First the hardware: Everything is run from a computer I have in my living room. This computer (2.9 GHz Celeron) is also hooked to my enterainment system and functions as a PVR, file server, print server, MP3 player, DVD player and game machine. It’s been a good little work-horse. The two cameras I have looking at my aquaruim work in slightly different ways. One is a traditional USB webcam (old Intel model) that plugs into my computer through a long USB cable. The other is a little camera that has an RCA style output (puchased from Supercircuits). I have it plugged into a PCI video capture card (ATI TV Wonder VE…. it’s a piece of crap, don’t buy one). One camera is help in place by a tripod and the other is stuck to the top of a soup can (cream of mushroom, I believe). The fishtank itself is only 3 gallons (11 liters). The aquarium light is set on an automatic timer I bought from a hardware store.
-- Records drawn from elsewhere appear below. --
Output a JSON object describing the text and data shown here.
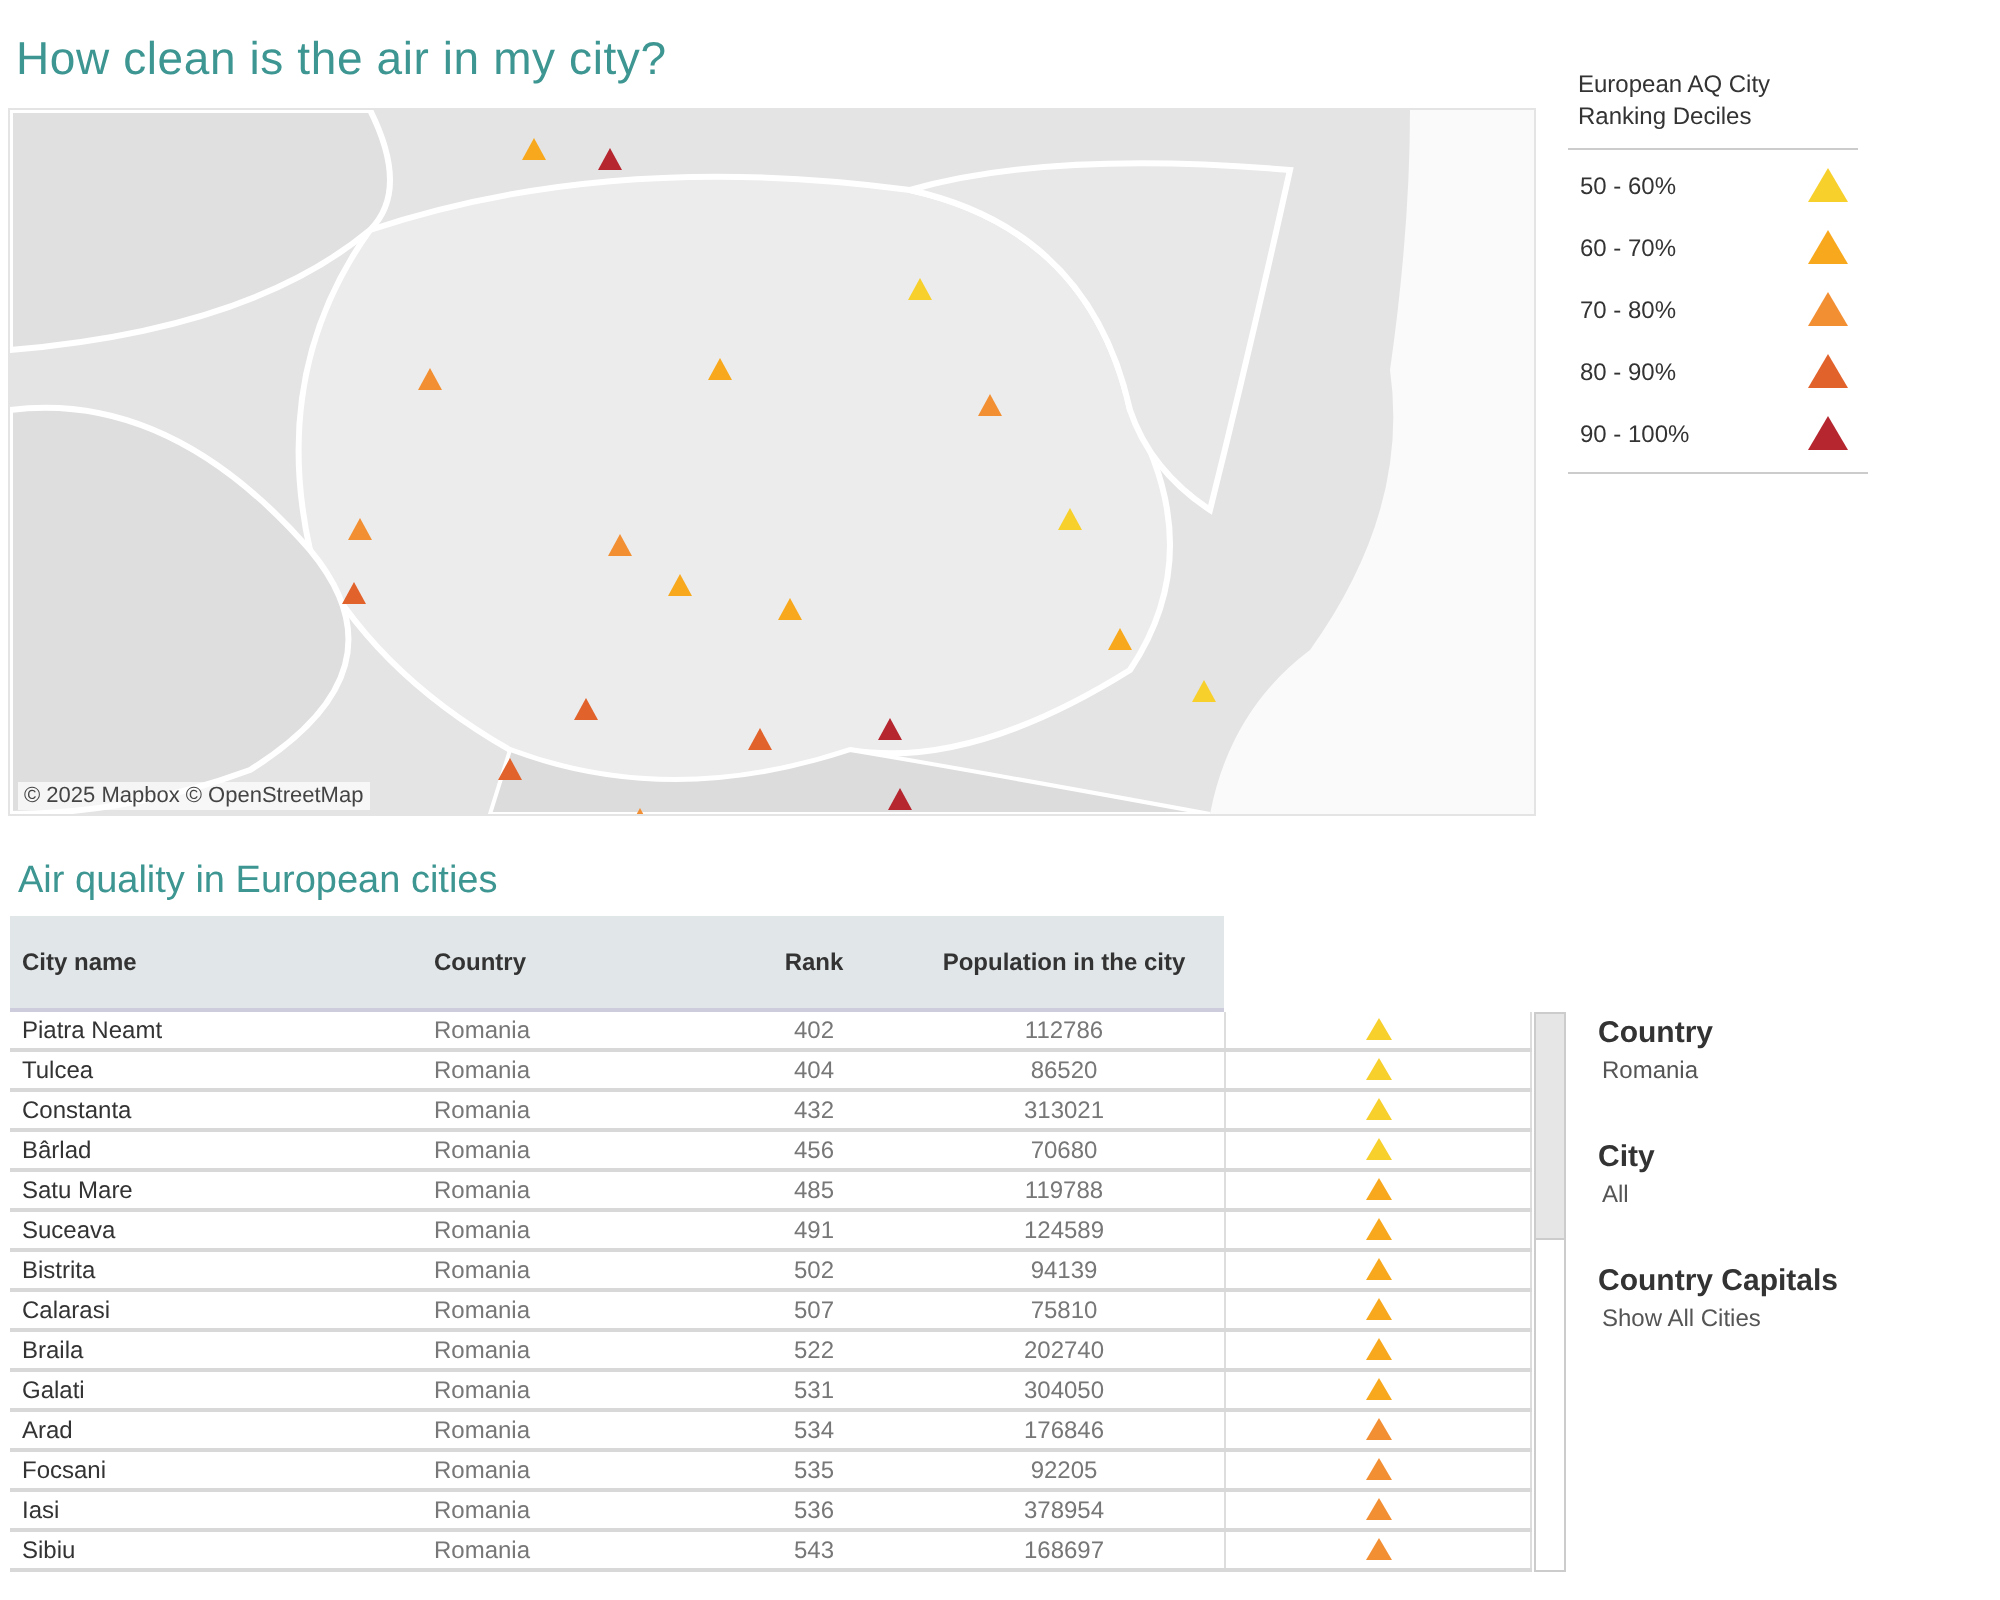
{
  "title": "How clean is the air in my city?",
  "map": {
    "attribution": "© 2025 Mapbox © OpenStreetMap"
  },
  "legend": {
    "title": "European AQ City Ranking Deciles",
    "items": [
      {
        "label": "50 - 60%",
        "color": "#f7d02c"
      },
      {
        "label": "60 - 70%",
        "color": "#f8a81c"
      },
      {
        "label": "70 - 80%",
        "color": "#f38f33"
      },
      {
        "label": "80 - 90%",
        "color": "#e2622b"
      },
      {
        "label": "90 - 100%",
        "color": "#b5262e"
      }
    ]
  },
  "table": {
    "title": "Air quality in European cities",
    "columns": [
      "City name",
      "Country",
      "Rank",
      "Population in the city"
    ],
    "rows": [
      {
        "cells": [
          "Piatra Neamt",
          "Romania",
          "402",
          "112786"
        ],
        "color": "#f7d02c"
      },
      {
        "cells": [
          "Tulcea",
          "Romania",
          "404",
          "86520"
        ],
        "color": "#f7d02c"
      },
      {
        "cells": [
          "Constanta",
          "Romania",
          "432",
          "313021"
        ],
        "color": "#f7d02c"
      },
      {
        "cells": [
          "Bârlad",
          "Romania",
          "456",
          "70680"
        ],
        "color": "#f7d02c"
      },
      {
        "cells": [
          "Satu Mare",
          "Romania",
          "485",
          "119788"
        ],
        "color": "#f8a81c"
      },
      {
        "cells": [
          "Suceava",
          "Romania",
          "491",
          "124589"
        ],
        "color": "#f8a81c"
      },
      {
        "cells": [
          "Bistrita",
          "Romania",
          "502",
          "94139"
        ],
        "color": "#f8a81c"
      },
      {
        "cells": [
          "Calarasi",
          "Romania",
          "507",
          "75810"
        ],
        "color": "#f8a81c"
      },
      {
        "cells": [
          "Braila",
          "Romania",
          "522",
          "202740"
        ],
        "color": "#f8a81c"
      },
      {
        "cells": [
          "Galati",
          "Romania",
          "531",
          "304050"
        ],
        "color": "#f8a81c"
      },
      {
        "cells": [
          "Arad",
          "Romania",
          "534",
          "176846"
        ],
        "color": "#f38f33"
      },
      {
        "cells": [
          "Focsani",
          "Romania",
          "535",
          "92205"
        ],
        "color": "#f38f33"
      },
      {
        "cells": [
          "Iasi",
          "Romania",
          "536",
          "378954"
        ],
        "color": "#f38f33"
      },
      {
        "cells": [
          "Sibiu",
          "Romania",
          "543",
          "168697"
        ],
        "color": "#f38f33"
      }
    ]
  },
  "filters": [
    {
      "label": "Country",
      "value": "Romania"
    },
    {
      "label": "City",
      "value": "All"
    },
    {
      "label": "Country Capitals",
      "value": "Show All Cities"
    }
  ]
}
Now for the software: Since I have a dynamic IP address, I’m registered with No-IP and use their DNS update client tool to keep my IP linked to a static domain. The video streaming is taken care of with WebcamXP. It’s the nicest video streaming tool I’ve used so far, plenty of options and ways to customize it. I’ve had a few incarnation of “Fishcam” and this one is by far the nicest. I’m using a blog template and free weblogs tools from Blogger to manage the updating and user comments. I would have to say that it’s made keeping a webpage fun again.
Ok, I hope I’ve given enough information for any other budding fishcam’ers to get started.
A few last tips:
1. If you can, try to find a webcam that uses a CCD image sensor. Most cameras now have a CMOS sensor which are cheaper but the colors appear washed out. Also a CMOS camera can’t handle low light conditions well either. You’ll probably have to go on ebay to get one. I use an Intel CS330 webcam which I highly recommend.
2. Find an automatic timer for the aquarium light. It’s light only so many hours of the day, no one wants to watch a dark tank!
3. Make sure the camera is anchored well. One bump of the webcam and “Jason’s Fishcam” turns into “The Streaming Video of the Wall Beside Jason’s Fishcam.”
4. Make sure your fish have some color to them!
5. If your webcam server is stuck behind a firewall or proxy server, check out this post on how to get around that problem.
Congratulations 188.8.131.52 from Vancouver, Canada! You are the 1000th visitor to Jason’s Fishcam! Sorry, there aren’t any prizes associated with being #1000, just the novelty of it. I’m really surprised how fast I racked up that many hits. Now if I could just increase my ranking in google… I’m not even in the top 1000 search results for the keyword “fishcam”.
Two cameras, of course! I found another webcam in my big “box ‘o computer goodies” and hooked it up last night instead of studying for my anatomy exam. So now you have two views of my wonderful aquarium. After my exam on wednesday, I may put the night-vision thing back up again. I’m starting to get some hits from europe… I’m guessing all they are seeing is darkness since the aquarium light is off at that particular time.
Now you can finally see that my Betta is blue! This camera is tiny… I got it from one of those places that sells stuff for law enforcement. Happy viewing!
I ordered a color camera yesterday. This B&W is tough to watch!